🤖 AI Summary
To address the dual challenges of high encryption overhead and weak resilience against adaptive model poisoning attacks in privacy-preserving federated learning (PPFL) for industrial IoT, this paper proposes a lightweight and robust collaborative defense framework. Methodologically, it replaces conventional encryption with lightweight gradient masking; integrates singular value decomposition and cosine similarity for feature-aware anomaly detection; designs a dynamic trust-score-based adaptive aggregation mechanism; and leverages blockchain for immutable aggregation result recording and auditable traceability. The key contribution lies in the first holistic integration of gradient masking, trustworthy aggregation, and on-chain auditing—ensuring data privacy while significantly enhancing robustness against four advanced poisoning attack types. Experiments on two public datasets demonstrate over 30% reduction in communication and computational overhead, alongside superior training efficiency compared to state-of-the-art PPFL approaches.
📝 Abstract
Privacy-Preserving Federated Learning (PPFL) has emerged as a secure distributed Machine Learning (ML) paradigm that aggregates locally trained gradients without exposing raw data. To defend against model poisoning threats, several robustness-enhanced PPFL schemes have been proposed by integrating anomaly detection. Nevertheless, they still face two major challenges: (1) the reliance on heavyweight encryption techniques results in substantial communication and computation overhead; and (2) single-strategy defense mechanisms often fail to provide sufficient robustness against adaptive adversaries. To overcome these challenges, we propose DP2Guard, a lightweight PPFL framework that enhances both privacy and robustness. DP2Guard leverages a lightweight gradient masking mechanism to replace costly cryptographic operations while ensuring the privacy of local gradients. A hybrid defense strategy is proposed, which extracts gradient features using singular value decomposition and cosine similarity, and applies a clustering algorithm to effectively identify malicious gradients.
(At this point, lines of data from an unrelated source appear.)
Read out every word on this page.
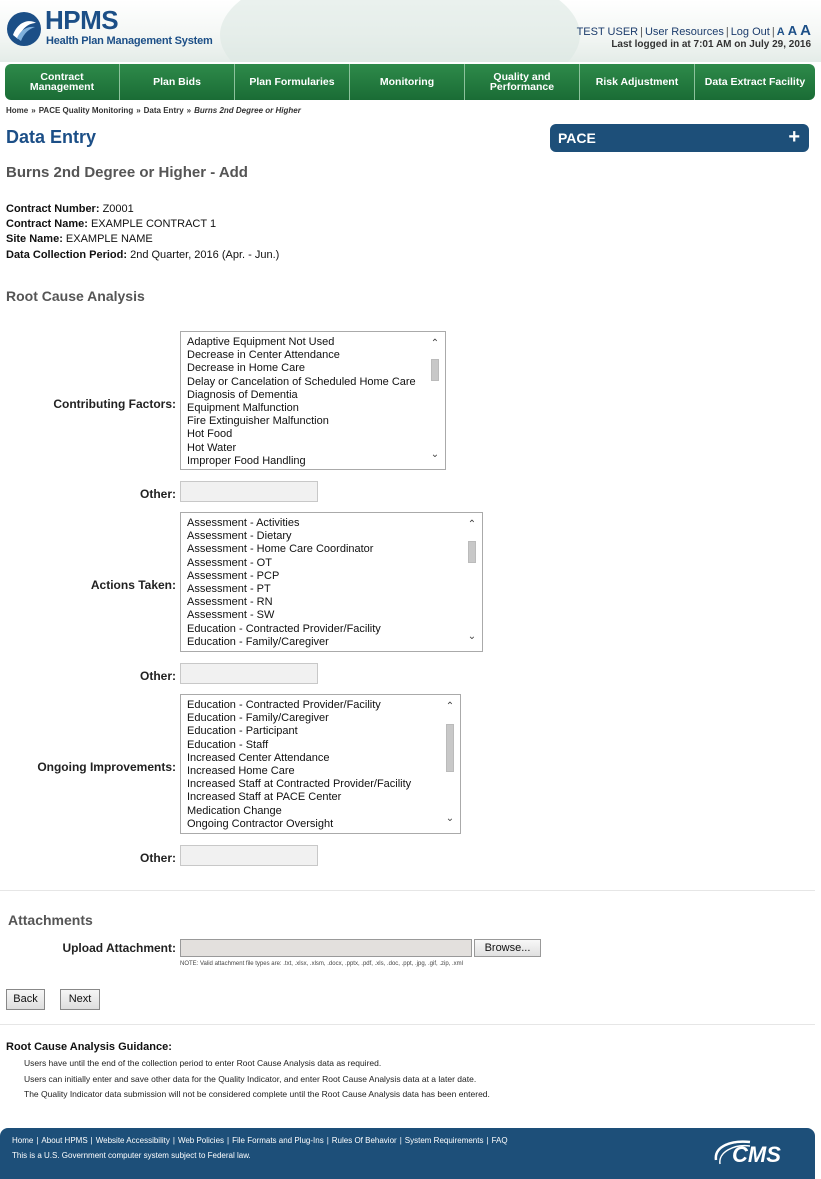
HPMS
Health Plan Management System
TEST USER | User Resources | Log Out | A A A
Last logged in at 7:01 AM on July 29, 2016
Contract Management	Plan Bids	Plan Formularies	Monitoring	Quality and Performance	Risk Adjustment	Data Extract Facility
Home » PACE Quality Monitoring » Data Entry » Burns 2nd Degree or Higher
Data Entry	PACE	+
Burns 2nd Degree or Higher - Add
Contract Number: Z0001
Contract Name: EXAMPLE CONTRACT 1
Site Name: EXAMPLE NAME
Data Collection Period: 2nd Quarter, 2016 (Apr. - Jun.)
Root Cause Analysis
Contributing Factors:
Adaptive Equipment Not Used
Decrease in Center Attendance
Decrease in Home Care
Delay or Cancelation of Scheduled Home Care
Diagnosis of Dementia
Equipment Malfunction
Fire Extinguisher Malfunction
Hot Food
Hot Water
Improper Food Handling
⌃
⌄
Other:
Actions Taken:
Assessment - Activities
Assessment - Dietary
Assessment - Home Care Coordinator
Assessment - OT
Assessment - PCP
Assessment - PT
Assessment - RN
Assessment - SW
Education - Contracted Provider/Facility
Education - Family/Caregiver
⌃
⌄
Other:
Ongoing Improvements:
Education - Contracted Provider/Facility
Education - Family/Caregiver
Education - Participant
Education - Staff
Increased Center Attendance
Increased Home Care
Increased Staff at Contracted Provider/Facility
Increased Staff at PACE Center
Medication Change
Ongoing Contractor Oversight
⌃
⌄
Other:
Attachments
Upload Attachment:	Browse...
NOTE: Valid attachment file types are: .txt, .xlsx, .xlsm, .docx, .pptx, .pdf, .xls, .doc, .ppt, .jpg, .gif, .zip, .xml
Back	Next
Root Cause Analysis Guidance:
Users have until the end of the collection period to enter Root Cause Analysis data as required.
Users can initially enter and save other data for the Quality Indicator, and enter Root Cause Analysis data at a later date.
The Quality Indicator data submission will not be considered complete until the Root Cause Analysis data has been entered.
Home | About HPMS | Website Accessibility | Web Policies | File Formats and Plug-Ins | Rules Of Behavior | System Requirements | FAQ
This is a U.S. Government computer system subject to Federal law.	CMS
Additionally, DP2Guard adopts a trust score-based adaptive aggregation scheme that adjusts client weights according to historical behavior, while blockchain records aggregated results and trust scores to ensure tamper-proof and auditable training. Extensive experiments conducted on two public datasets demonstrate that DP2Guard effectively defends against four advanced poisoning attacks while ensuring privacy with reduced communication and computation costs.